Comment on I just cited myself.
barsoap@lemm.ee 1 week agoDecimals require you to check the end of the number to see if you can round up, but there never will be an end.
The character sequence “0.999…” is finite and you know you can round up because you’ve got those three dots at the end. I agree that decimals are a shit representation to formalise rational numbers in but it’s not like using them causes infinite loops. Unless you insist on writing them, that is. You can compute with infinities just fine as long as you either a) bound them or b) keep them symbolic.
That only breaks down with the reals where equality is fundamentally incomputable. Equality of the rationals and approximate equality of reals is perfectly computable though, the latter meaning that you can get equality to arbitrary, but not actually infinite, precision.
…sometimes I do think that all those formalists with all those fancy rules about fancy limits are actually way more confused about infinity than freshman CS students.

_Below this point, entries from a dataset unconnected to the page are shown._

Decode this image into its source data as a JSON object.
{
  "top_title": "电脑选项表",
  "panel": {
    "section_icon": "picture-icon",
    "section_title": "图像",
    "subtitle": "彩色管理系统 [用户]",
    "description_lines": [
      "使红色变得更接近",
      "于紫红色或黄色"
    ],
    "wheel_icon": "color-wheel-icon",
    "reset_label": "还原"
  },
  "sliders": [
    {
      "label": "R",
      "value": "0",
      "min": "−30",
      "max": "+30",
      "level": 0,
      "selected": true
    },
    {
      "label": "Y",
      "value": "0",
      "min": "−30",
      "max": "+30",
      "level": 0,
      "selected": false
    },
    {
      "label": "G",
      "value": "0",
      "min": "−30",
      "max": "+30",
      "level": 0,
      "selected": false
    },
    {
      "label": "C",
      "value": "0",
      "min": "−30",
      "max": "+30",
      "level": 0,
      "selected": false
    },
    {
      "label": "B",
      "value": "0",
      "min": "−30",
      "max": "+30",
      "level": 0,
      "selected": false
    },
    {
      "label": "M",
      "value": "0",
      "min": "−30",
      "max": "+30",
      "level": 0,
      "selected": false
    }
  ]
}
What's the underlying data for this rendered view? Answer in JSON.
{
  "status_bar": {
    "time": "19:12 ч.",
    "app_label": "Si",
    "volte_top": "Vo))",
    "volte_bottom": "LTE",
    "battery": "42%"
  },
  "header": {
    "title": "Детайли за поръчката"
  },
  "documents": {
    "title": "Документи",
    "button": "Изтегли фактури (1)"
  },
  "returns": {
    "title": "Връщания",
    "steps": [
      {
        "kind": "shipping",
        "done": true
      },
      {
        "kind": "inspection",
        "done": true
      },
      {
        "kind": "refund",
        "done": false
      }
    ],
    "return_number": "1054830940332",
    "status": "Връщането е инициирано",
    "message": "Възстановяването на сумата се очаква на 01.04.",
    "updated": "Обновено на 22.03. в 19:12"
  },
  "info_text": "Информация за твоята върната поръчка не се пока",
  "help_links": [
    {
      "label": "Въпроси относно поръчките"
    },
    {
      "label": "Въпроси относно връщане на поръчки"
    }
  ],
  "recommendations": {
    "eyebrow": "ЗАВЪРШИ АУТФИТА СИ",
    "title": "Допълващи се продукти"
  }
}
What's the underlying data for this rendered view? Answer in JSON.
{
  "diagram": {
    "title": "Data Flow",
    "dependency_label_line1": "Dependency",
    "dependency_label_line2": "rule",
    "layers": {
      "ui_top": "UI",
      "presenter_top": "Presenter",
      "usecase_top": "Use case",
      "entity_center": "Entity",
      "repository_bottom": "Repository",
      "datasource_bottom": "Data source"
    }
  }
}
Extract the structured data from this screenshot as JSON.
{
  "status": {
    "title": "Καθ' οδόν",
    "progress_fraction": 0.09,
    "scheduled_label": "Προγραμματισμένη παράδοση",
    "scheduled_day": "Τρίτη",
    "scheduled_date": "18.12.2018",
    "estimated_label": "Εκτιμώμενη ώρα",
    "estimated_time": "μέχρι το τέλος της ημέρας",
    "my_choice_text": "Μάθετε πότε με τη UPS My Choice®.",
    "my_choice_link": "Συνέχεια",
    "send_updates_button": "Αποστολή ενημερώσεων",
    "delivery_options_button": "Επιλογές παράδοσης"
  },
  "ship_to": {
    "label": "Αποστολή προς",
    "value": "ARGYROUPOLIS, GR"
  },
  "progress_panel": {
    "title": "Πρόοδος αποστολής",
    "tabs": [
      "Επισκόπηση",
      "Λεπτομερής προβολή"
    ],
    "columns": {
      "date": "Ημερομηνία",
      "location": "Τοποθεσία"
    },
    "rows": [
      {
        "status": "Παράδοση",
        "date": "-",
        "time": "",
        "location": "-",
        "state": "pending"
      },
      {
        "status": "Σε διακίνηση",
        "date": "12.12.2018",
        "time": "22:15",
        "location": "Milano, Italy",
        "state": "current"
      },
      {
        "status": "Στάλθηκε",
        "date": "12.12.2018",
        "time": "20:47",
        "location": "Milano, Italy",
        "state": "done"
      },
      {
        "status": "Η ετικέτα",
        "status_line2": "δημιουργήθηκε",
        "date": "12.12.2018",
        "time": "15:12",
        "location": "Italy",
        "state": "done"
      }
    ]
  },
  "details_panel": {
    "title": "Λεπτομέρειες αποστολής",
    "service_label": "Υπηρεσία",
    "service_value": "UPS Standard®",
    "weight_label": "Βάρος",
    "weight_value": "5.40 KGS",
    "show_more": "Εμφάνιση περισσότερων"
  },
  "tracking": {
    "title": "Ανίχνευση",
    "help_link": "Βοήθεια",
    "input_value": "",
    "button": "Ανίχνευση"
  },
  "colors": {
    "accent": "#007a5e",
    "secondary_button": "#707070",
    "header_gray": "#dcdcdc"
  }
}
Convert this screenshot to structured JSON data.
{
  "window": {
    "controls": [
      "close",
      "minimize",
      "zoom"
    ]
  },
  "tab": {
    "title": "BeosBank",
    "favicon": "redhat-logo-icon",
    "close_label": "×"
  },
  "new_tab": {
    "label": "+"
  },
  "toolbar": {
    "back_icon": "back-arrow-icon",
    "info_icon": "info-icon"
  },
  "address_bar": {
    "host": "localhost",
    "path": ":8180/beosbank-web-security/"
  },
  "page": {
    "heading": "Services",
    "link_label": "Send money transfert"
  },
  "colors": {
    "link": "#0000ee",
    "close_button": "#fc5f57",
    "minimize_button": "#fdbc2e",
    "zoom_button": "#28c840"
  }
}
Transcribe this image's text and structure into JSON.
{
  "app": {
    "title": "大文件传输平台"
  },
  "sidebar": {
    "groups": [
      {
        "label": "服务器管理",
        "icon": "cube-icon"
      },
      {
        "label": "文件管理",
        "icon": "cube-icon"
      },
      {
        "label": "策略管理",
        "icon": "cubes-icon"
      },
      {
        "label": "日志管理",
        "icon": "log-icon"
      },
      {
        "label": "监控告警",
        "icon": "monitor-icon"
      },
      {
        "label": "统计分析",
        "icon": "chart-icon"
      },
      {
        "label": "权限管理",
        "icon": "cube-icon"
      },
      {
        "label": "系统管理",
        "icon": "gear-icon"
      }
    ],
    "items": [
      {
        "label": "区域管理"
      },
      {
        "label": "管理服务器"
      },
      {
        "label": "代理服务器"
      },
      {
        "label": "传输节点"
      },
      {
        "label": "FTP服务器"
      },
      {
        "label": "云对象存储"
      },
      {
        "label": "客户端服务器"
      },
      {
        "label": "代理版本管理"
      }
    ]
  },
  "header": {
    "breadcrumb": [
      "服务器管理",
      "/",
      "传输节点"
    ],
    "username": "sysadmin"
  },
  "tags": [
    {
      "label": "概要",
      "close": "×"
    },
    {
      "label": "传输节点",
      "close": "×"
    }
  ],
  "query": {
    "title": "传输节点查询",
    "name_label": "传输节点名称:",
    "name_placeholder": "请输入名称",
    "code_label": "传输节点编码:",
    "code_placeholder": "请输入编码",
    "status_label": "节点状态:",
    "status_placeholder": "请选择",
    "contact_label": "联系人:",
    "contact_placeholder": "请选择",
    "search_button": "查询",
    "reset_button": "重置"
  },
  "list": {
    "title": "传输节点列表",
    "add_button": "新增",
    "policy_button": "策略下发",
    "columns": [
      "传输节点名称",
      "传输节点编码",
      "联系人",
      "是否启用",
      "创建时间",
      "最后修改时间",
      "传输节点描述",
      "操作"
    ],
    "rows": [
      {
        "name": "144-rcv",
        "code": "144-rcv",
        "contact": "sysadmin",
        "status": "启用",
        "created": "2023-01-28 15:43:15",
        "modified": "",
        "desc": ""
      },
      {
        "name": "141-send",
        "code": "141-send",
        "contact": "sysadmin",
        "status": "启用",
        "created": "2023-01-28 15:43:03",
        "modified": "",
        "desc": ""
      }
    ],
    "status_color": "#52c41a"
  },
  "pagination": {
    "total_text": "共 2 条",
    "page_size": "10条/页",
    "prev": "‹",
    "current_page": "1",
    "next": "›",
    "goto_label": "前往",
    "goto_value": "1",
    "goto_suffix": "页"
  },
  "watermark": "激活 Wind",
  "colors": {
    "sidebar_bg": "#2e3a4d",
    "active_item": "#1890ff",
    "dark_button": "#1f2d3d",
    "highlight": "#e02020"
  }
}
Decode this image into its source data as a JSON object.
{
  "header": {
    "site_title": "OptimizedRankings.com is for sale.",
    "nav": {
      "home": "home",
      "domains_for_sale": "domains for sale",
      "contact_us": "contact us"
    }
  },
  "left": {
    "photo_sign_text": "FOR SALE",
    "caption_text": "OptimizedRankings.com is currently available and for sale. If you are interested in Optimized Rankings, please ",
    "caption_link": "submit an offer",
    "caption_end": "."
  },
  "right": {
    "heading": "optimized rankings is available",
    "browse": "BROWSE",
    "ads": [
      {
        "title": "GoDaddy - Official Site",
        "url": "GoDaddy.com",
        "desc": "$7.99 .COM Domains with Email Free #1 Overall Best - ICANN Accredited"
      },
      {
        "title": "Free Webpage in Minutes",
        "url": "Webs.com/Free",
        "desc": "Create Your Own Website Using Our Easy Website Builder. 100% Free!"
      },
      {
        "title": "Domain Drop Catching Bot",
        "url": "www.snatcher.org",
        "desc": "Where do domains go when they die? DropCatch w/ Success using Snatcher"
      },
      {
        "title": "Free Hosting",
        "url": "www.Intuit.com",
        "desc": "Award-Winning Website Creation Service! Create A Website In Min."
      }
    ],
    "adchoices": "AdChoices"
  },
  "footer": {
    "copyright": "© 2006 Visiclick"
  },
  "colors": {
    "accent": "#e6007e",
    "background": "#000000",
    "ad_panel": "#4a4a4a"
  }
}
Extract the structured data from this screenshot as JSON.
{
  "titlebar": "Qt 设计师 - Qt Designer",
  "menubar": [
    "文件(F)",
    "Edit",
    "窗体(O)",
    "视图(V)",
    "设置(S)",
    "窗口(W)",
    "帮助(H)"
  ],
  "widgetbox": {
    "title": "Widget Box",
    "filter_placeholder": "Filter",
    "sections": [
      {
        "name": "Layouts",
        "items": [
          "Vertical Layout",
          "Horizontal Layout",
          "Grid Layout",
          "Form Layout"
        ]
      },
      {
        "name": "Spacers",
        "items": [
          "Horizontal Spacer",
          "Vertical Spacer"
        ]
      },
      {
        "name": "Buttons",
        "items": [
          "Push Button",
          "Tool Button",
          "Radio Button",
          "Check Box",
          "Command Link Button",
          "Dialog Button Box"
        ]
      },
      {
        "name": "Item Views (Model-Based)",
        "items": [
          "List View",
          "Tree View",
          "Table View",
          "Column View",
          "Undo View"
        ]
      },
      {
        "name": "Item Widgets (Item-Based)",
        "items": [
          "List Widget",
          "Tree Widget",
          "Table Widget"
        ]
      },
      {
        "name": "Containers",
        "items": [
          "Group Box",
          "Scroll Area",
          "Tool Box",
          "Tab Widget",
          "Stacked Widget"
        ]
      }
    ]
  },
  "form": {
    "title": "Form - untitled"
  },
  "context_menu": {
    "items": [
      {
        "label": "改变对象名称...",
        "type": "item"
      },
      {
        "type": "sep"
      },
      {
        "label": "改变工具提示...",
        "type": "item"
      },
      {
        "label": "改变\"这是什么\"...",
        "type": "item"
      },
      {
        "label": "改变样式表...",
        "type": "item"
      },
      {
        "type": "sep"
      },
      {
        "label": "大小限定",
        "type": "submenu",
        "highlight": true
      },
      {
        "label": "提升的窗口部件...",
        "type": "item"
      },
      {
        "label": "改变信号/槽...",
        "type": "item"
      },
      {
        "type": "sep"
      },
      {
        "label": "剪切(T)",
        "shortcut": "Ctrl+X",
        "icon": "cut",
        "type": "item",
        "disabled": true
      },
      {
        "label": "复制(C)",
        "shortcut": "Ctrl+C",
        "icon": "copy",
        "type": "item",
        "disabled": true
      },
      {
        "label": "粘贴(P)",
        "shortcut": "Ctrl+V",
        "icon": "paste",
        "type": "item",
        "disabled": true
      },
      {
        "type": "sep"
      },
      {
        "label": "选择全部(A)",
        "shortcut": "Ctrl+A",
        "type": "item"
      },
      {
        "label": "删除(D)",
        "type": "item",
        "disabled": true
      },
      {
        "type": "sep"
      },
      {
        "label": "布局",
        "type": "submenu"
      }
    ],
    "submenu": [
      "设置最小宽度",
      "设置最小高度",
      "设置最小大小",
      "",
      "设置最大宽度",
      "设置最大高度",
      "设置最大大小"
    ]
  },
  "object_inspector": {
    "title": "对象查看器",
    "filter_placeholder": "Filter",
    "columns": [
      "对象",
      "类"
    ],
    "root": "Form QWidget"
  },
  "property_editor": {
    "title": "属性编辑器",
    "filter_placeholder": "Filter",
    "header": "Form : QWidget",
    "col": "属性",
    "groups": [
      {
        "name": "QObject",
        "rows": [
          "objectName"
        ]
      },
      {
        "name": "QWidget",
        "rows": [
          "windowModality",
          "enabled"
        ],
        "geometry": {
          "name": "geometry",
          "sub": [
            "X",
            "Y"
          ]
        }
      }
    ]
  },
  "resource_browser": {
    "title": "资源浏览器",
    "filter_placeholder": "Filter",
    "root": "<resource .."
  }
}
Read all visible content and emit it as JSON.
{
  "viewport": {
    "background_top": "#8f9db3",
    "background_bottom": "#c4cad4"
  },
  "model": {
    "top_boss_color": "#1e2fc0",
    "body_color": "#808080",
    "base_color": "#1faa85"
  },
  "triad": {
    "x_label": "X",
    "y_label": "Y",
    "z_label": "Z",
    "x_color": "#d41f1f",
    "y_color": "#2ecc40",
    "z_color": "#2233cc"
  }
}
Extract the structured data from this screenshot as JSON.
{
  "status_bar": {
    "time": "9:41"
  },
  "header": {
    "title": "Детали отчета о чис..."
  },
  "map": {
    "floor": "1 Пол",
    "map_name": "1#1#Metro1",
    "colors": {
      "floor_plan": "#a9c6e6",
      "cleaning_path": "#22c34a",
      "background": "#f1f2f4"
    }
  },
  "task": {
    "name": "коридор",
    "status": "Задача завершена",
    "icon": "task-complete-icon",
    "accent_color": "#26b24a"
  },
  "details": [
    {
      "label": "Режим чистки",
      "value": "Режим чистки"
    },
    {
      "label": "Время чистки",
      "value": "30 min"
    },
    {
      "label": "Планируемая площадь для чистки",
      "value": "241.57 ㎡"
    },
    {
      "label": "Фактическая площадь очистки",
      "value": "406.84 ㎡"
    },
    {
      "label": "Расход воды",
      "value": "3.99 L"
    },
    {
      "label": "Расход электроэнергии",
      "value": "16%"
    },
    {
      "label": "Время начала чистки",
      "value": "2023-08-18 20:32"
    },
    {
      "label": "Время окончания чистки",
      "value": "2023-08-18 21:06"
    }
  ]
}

Tlaloc_Temporal@lemmy.ca 1 week ago
Eh, if you need special rules for 0.999… because the special rules for all other repeating decimals failed, I think we should just accept that the system doesn’t work here. We can keep using the workaround, but stop telling people they’re wrong for using the system correctly.
The deeper understanding of numbers where 0.999… = 1 is obvious needs a foundation of much more advanced math than just decimals, at which point decimals stop being a system and are just a quirky representation.
Saying decimals are a perfect system is the issue I have here, and I don’t think this will go away any time soon. Mathematicians like to speak in absolutely terms where everything is either perfect or discarded, yet decimals seem to be too simple and basal to get that treatment. No one seems to be willing to admit the limitations of the system.
barsoap@lemm.ee 1 week ago
Noone in the right state of mind uses decimals as a formalisation of numbers, or as a representation when doing arithmetic.
No. If you can accept that 1/3 is 0.333… then you can multiply both sides by three and accept that 1 is 0.99999… Primary school kids understand that. It’s a bid odd but a necessary consequence if you restrict your notation from supporting an arbitrary division to only divisions by ten. And that doesn’t make decimal notation worse than rational notation, or better, it makes it different, rational notation has its own issues like also not having unique forms (2/6 = 1/3) and comparisons (larger/smaller) not being obvious. Various arithmetic on them is also more complicated.
The real take-away is that depending on what you do, one is more convenient than the other. And that’s literally all that notation is judged by in maths: Is it convenient, or not.
Tlaloc_Temporal@lemmy.ca 1 week ago
I never commented on the convenience or usefulness of any method, just tried to explain why so many people get stuck on 0.999… = 1 and are so recalcitrant about it.
This is a workaround of the decimal flaw using algebraic logic. Trying to hold both systems as fully correct leads to a conflic, and reiterating the algebraic logic (or any other proof) is just restating the problem.
The problem goes away easily once we understand the limits of the decimal system, but we need to state that the system is limited! Otherwise we get conflicting answers and nothing makes sense.
barsoap@lemm.ee 1 week ago
But the system is not limited: It has a representation for any rational number. Subjectively you may consider it inelegant, you may consider its use in some area inconvenient, but it is formally correct and complete.
I bet there’s systems where rational numbers have unique representations (never looked into it), and I also bet that they’re awkward AF to use in practice.
The representation has to reflect algebraic logic, otherwise it would indeed be flawed. It’s the algebraic relationships that are primary to numbers, not the way in which you happen to put numbers onto paper.
And, honestly, if you can accept that 1/3 == 2/6, what’s so surprising about decimal notation having more than one valid representation for one and the same number? If we want our results to look “clean” with rational notation we have to normalise the fraction from 2/6 to 1/3, and if we want them to look “clean” with decimal notation we, well, have to normalise the notation, from 0.999… to 1. Exact same issue in a different system, and noone complains about.
apolo399@lemmy.world 1 week ago
The system works perfectly, it just looks wonky in base 10. In base 3 0.333… looks like 0.1, exactly 0.1
Tlaloc_Temporal@lemmy.ca 1 week ago
Oh the fundamental math works fine, it’s the imperfect representation that is infinite decimals that is flawed. Every base has at least one.